SMITH BRAIN TRUST — Cadillac has just opened a state-of-the-art $1.3 billion plant outside Shanghai, and it plans to open another $1 billion factory in Wuhan next year. The company sold 80,000 cars in China in 2015, compared with 175,000 in the U.S., and the goal for 2017 is to surpass 100,000.
While it only has 4 percent of the luxury car segment in the growing Chinese market, Cadillac is hoping to boost that to 10 percent. Market share aside, the GM division sees a chance to remake its image: The average Chinese buyer of a Cadillac is a sprightly 34, compared to a graying 60 in the United States.
But is this precisely the worst time to be opening new car factories in China? Despite a fairly robust 8 percent increase in car and SUV sales from 2014 to 2015, many factors are contributing to a slowdown in the car market in China, points out Anil K. Gupta, the Michael D. Dingman Chair in Strategy and Entrepreneurship at the Robert H. Smith School of Business.
First, China's economy last year hit a rocky patch unlike anything it has seen in decades. Additionally, in an effort to fight gridlock and pollution, some cities are limiting the number of cars that can be registered. Finally, despite its massive population, China is unlikely to see the per-person car ownership ever reach U.S. levels because of urbanization and population density.
"My own analysis is that if you look at 2015 to 2025, the growth rate of the Chinese auto market is unlikely to be more than 5 percent a year, averaged out," Gupta says. "Yet in the auto industry, just as in steel and cement and some other sectors, both foreign and domestic companies have been adding capacity." As a result, he concludes, "production capacity for cars may be as high as 20 to 25 percent over demand."

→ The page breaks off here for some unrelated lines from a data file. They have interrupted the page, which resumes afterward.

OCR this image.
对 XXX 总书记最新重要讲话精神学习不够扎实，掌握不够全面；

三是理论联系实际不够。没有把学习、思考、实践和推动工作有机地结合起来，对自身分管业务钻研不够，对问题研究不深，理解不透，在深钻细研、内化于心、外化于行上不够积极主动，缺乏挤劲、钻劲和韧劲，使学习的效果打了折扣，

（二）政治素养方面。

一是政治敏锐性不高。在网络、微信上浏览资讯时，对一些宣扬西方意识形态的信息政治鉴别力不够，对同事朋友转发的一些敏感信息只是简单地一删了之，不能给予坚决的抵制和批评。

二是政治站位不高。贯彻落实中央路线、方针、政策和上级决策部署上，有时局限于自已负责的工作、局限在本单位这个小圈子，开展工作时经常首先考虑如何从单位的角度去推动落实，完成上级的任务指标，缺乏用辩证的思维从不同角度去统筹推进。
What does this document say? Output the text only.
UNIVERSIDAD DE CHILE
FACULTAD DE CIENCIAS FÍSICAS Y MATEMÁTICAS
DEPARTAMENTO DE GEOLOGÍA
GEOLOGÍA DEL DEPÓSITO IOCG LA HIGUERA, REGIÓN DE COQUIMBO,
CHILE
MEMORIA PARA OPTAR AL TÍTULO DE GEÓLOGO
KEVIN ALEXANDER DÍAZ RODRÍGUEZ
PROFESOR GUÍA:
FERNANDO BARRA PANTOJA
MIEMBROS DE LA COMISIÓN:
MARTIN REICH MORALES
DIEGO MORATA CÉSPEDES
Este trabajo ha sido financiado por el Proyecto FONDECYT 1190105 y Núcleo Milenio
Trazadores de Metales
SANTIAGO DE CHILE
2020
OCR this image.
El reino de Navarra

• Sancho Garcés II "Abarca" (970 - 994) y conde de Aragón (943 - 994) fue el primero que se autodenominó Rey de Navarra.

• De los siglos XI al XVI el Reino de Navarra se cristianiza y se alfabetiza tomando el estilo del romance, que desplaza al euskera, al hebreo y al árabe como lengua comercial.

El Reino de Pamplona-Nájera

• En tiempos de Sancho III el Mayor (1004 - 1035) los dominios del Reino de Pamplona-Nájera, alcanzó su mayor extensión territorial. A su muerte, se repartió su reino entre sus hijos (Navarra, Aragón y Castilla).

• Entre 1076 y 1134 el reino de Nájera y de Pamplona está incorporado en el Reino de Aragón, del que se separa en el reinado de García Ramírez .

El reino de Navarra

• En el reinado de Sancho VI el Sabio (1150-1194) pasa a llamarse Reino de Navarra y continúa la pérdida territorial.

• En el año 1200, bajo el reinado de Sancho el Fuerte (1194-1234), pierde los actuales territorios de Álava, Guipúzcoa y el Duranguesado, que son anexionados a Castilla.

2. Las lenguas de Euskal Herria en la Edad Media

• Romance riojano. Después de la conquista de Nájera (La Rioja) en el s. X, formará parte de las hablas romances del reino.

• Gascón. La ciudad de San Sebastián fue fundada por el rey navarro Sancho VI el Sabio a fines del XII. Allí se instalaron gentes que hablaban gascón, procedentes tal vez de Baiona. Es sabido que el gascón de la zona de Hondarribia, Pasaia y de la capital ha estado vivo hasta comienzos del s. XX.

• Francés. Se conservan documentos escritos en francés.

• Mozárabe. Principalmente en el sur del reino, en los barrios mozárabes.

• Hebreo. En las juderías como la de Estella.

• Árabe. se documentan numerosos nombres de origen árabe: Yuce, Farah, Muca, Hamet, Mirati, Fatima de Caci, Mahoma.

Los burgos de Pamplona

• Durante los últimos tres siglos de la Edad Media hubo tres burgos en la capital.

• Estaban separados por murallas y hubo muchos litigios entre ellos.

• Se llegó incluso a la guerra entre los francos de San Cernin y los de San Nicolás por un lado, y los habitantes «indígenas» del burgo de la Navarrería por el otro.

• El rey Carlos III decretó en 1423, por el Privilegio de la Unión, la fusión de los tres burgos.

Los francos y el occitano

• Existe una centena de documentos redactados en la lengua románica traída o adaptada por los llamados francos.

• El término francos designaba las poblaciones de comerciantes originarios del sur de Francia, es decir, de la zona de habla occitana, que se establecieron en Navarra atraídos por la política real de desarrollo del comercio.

A key question for automakers is whether the overcapacity is evenly distributed throughout price points for vehicles. "Evidence seems to suggest that overcapacity is much more of a problem in the low end than the high end," Gupta says. That would be good news for Cadillac, not so good for Chinese carmakers, who dominate the market's low end. Chinese demand for SUVs in particular seems to be insatiable, as consumers trade up from entry-level cars.
Tax incentives are one reason for the new factories. By building in China, GM escapes a 25 percent tax on imported cars. (China also requires U.S. automotive factories in China to be jointly owned by domestic firms.) That has led to some criticism that GM, and U.S. companies in general, are all too willing to play by trade rules that are rigged in China's favor. The new factory will even export the plug-in version of the CT6 hybrid sedan to the U.S. (GM's Buick division also has plans to export its Envision model from China to the U.S.)
Gupta says there is some merit to the complaints about unfair trade. As a condition of being admitted to the World Trade Organization, in 2001, China committed to eliminating its tariffs on foreign automobiles in due course, but it has not followed through, Gupta says. In recent years, it has justified tariffs on cars by arguing that the U.S. is "dumping" vehicles, or selling them below cost — a charge that most objective observers dispute.
"China has been allowed to get away with asymmetrical openness," Gupta says. "And other governments have not had the backbone to take on China."
Given the importance of the U.S. market to Chinese companies, Gupta thinks that it should be possible to pressure China to meet its obligations regarding tariffs on cars — without launching a destructive trade war, and without denigrating the overall value of foreign trade (as some presidential candidates have done).